LLM Logic Distillation: Extracting Python Rules from LLMs

A pattern I’m using lately is extracting logical (Pythonic) rules from LLMs.
Example 1: Extracting HTML Content
Let’s say you have a business process where LLM helps a lot. For example, extracting text content from HTML (there are some libs for that; let’s ignore them for a moment).
- Input to LLM: HTML of web page
- Output from LLM: Page title, page menu content, page main content (e.g., article)
So you scrape pages, feed into Gemini/GPT-4.1-mini, and it’s all good.
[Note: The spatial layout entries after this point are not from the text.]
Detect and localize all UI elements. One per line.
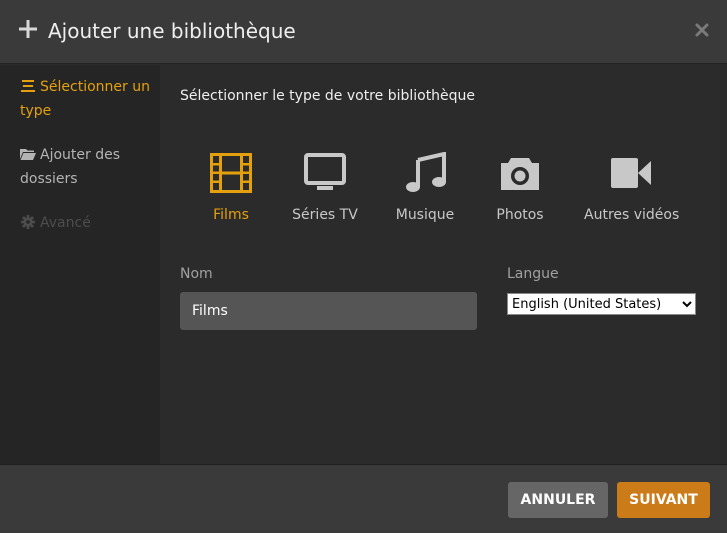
dialog-footer: ANNULER SUIVANT — [0, 464, 727, 533]
type-option-tv[interactable]: Séries TV — [288, 151, 362, 231]
type-option-music[interactable]: Musique — [392, 151, 458, 231]
language-select[interactable]: English (United States) — [507, 293, 696, 315]
main-panel: Sélectionner le type de votre bibliothèq… — [160, 65, 727, 464]
type-option-other-videos[interactable]: Autres vidéos — [584, 151, 680, 231]
type-label: Autres vidéos — [584, 207, 680, 223]
type-label: Musique — [395, 207, 455, 223]
dialog-title: Ajouter une bibliothèque — [48, 19, 296, 43]
dialog-header: Ajouter une bibliothèque — [0, 0, 727, 64]
gear-icon — [21, 215, 35, 229]
type-option-films[interactable]: Films — [202, 151, 260, 231]
type-label: Films — [213, 207, 249, 223]
film-icon — [210, 153, 252, 193]
plus-icon — [19, 20, 37, 38]
camera-icon — [501, 158, 539, 190]
sidebar-item-select-type[interactable]: Sélectionner un type — [20, 75, 150, 123]
cancel-button[interactable]: ANNULER — [508, 482, 608, 518]
next-button[interactable]: SUIVANT — [617, 482, 710, 518]
list-icon — [21, 80, 35, 92]
steps-sidebar: Sélectionner un type Ajouter des dossier… — [0, 65, 160, 464]
sidebar-item-add-folders[interactable]: Ajouter des dossiers — [20, 143, 150, 191]
name-label: Nom — [180, 266, 213, 282]
sidebar-item-advanced: Avancé — [20, 211, 150, 235]
library-name-input[interactable] — [180, 292, 477, 330]
type-option-photos[interactable]: Photos — [492, 151, 548, 231]
tv-icon — [304, 153, 346, 190]
type-label: Photos — [496, 207, 544, 223]
section-heading: Sélectionner le type de votre bibliothèq… — [180, 88, 476, 104]
folder-open-icon — [20, 149, 36, 160]
close-icon[interactable] — [694, 22, 710, 38]
video-camera-icon — [611, 158, 651, 188]
sidebar-item-label: Avancé — [40, 215, 91, 231]
music-note-icon — [406, 152, 446, 192]
sidebar-item-label: Sélectionner un type — [20, 79, 150, 119]
type-label: Séries TV — [292, 207, 358, 223]
language-label: Langue — [507, 266, 559, 282]
add-library-dialog: Ajouter une bibliothèque Sélectionner un… — [0, 0, 727, 533]
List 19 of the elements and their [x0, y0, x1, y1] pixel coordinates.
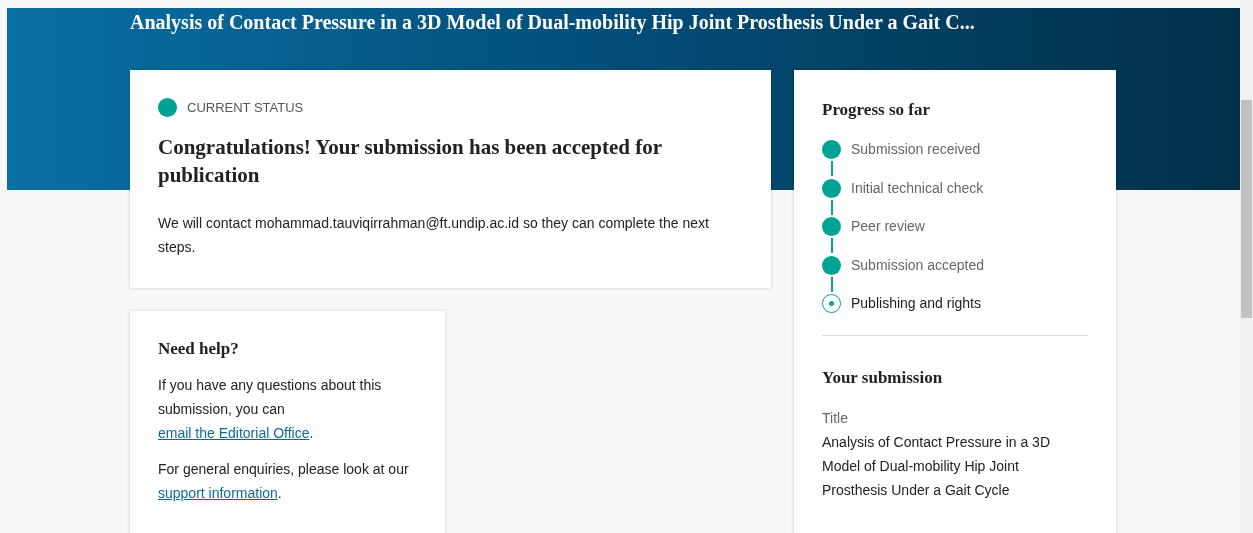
- status-heading: Congratulations! Your submission has been accepted for publication: [158, 134, 663, 189]
- scrollbar[interactable]: [1240, 0, 1253, 533]
- field-label: Title: [822, 409, 849, 426]
- submission-title: Analysis of Contact Pressure in a 3D Model of Dual-mobility Hip Joint Prosthesis Under a Gait Cycle: [822, 432, 1051, 500]
- step-label: Publishing and rights: [851, 294, 981, 313]
- help-heading: Need help?: [158, 338, 240, 360]
- scrollbar-thumb[interactable]: [1241, 100, 1252, 318]
- step-label: Peer review: [851, 217, 925, 236]
- status-label: CURRENT STATUS: [187, 100, 304, 115]
- page-title: Analysis of Contact Pressure in a 3D Model of Dual-mobility Hip Joint Prosthesis Under a Gait C...: [130, 10, 976, 36]
- status-message: We will contact mohammad.tauviqirrahman@ft.undip.ac.id so they can complete the next steps.: [158, 214, 710, 257]
- help-link[interactable]: support information: [158, 485, 278, 501]
- help-text: If you have any questions about this submission, you can email the Editorial Office.: [158, 376, 383, 443]
- step-label: Submission accepted: [851, 255, 985, 275]
- help-text: For general enquiries, please look at our support information.: [158, 460, 410, 503]
- progress-heading: Progress so far: [822, 99, 931, 121]
- step-label: Submission received: [851, 140, 981, 159]
- step-label: Initial technical check: [851, 178, 984, 198]
- submission-heading: Your submission: [822, 366, 944, 389]
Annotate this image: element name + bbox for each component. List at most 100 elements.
Now, what if you want to speed up the process? You can “distill” it - not in the form of another LLM, but in the form of Python rules.
Rules for Extracting Headers
Ask the LLM to create/append rules for extracting title. Very fast, it would extract <title> and <h1>; easy enough.
Rules for Extracting Body
Then, ask the LLM to create/append rules for extracting main body.
The LLM will see WordPress HTML, so it would add regex for the <main id="main" role="main"> element (regex or even better, a custom BeautifulSoup function). So we have WordPress - 40% of websites covered.
Then it will encounter a Wix website, and it will create a rule for Wix, extracting <main id="PAGES_CONTAINER" class="PAGES_CONTAINER"> elements. Now we have Wix as well - 4% more covered.
Now, we would have a very long tail - and we add these rules.
After each rule addition, run a suite of tests to make sure we did not break anything.
After you run it long enough, you might end with something like Mozilla Readability.
Example 2: Classification
Assume we have a list of job titles, e.g., job-titles.txt. We want to classify: is it a tech job or not?
The process is:
- Create a prompt using GPT-4.1-mini + Instructor
- Run prompt, 10 job titles at a time
- Improve prompt using DSPy
- After we have enough classified titles using LLM, create a Naive Bayes classifier
- Before sending new titles to LLM, check with Bayes Classifier; if we have results with >0.95 certainty, don’t send to LLM
- Improve classifier
This way, we replace slow LLM with fast Bayes classifier.
Results
The Naive Bayes classifier achieved 99.9% accuracy and skipped 85% of the API calls! Out of 700 job titles, only 59 required GPT API calls - the rest were handled by the fast Bayes classifier.
We could train BERT as well, as it would also be very fast (and probably more accurate than the Bayes classifier).